Major averages reversed yesterday's sizeable gains though on lower but above average volume. Germany's exports fell 5.8% in August, the biggest drop since January 2009, intensifying worries that Europe could be on the verge of another recession. Indeed, European markets have been lagging US markets since June as noted by the ETF IEV which tracks a basket of European bourses. IEV is off 15% while the S&P 500 and NASDAQ Composite are off 4-5%.
Each time the market has looked this ugly it has managed to bounce, but we must also understand that each time the Fed has come to the end of its successive QE(n) programs the market has corrected sharply. For this reason the Market Direction Model is shifting to a safer cash signal given the level of uncertainty.
With amplified volatility, it is key to keep position sizes in context with the markets and your personal risk tolerance levels.
Short-sale target TSLA failed yesterday at its 50-day moving average, and today is gapping down after failing to impress investors with its wildly over-hyped "D" presentation last night. Once a high for the day can be established, this is likely a shortable gap-down move using the HOD as a guide for an upside stop.

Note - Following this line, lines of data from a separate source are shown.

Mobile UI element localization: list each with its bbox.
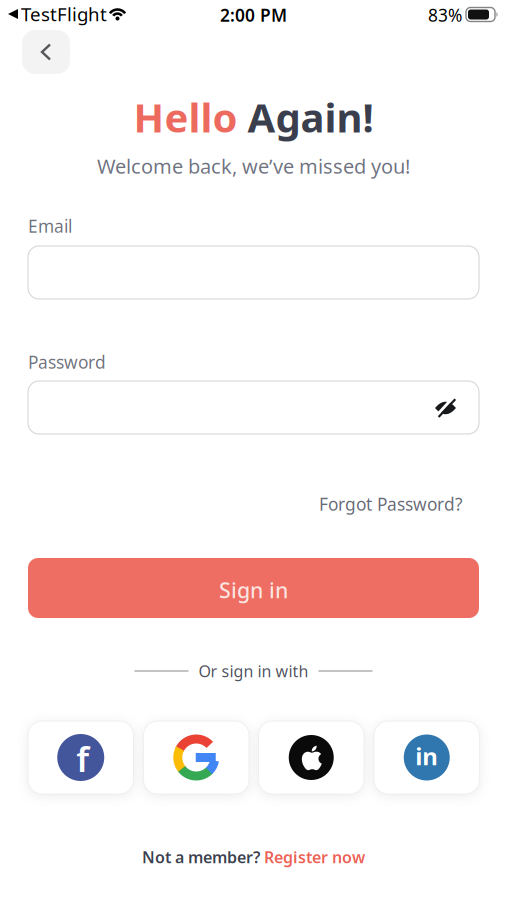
button[interactable]: Back (22, 30, 70, 74)
button[interactable]: Sign in with Apple (258, 721, 364, 794)
staticText: Again! (238, 90, 374, 144)
staticText: Password (28, 350, 106, 374)
staticText: TestFlight (21, 2, 107, 26)
staticText: f (76, 736, 89, 782)
staticText: Sign in (219, 576, 288, 604)
staticText: Email (28, 214, 72, 238)
button[interactable]: Show password (435, 399, 456, 417)
staticText: 2:00 PM (220, 4, 287, 26)
staticText: Hello (134, 90, 238, 144)
staticText: Welcome back, we’ve missed you! (97, 153, 410, 179)
button[interactable]: Sign in with Google (144, 721, 249, 794)
button[interactable]: Forgot Password? (319, 492, 463, 516)
staticText: Not a member? (142, 846, 264, 868)
staticText: Forgot Password? (319, 492, 463, 516)
staticText: in (415, 740, 438, 772)
button[interactable]: Sign in with Facebook (28, 721, 134, 794)
staticText: Register now (264, 846, 365, 868)
button[interactable]: Sign in (28, 558, 479, 618)
button[interactable]: Sign in with LinkedIn (374, 721, 480, 794)
staticText: 83% (428, 4, 462, 26)
button[interactable]: Not a member? (142, 846, 365, 868)
staticText: Or sign in with (198, 660, 308, 682)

NFLX is dropping back below its 50-day moving average which puts this on our radar as a potential POD short-sale target, using the 50-day line at 458-459 as a quick upside stop.
As the market gets oversold, short-sellers should seek entry points that allow for tight upside reference points for stops in the event we see another violent upside reaction rally like we saw on Wednesday. The QE market retains a certain random factor to it, and this must be accounted for in terms of risk-management, particularly on the short side.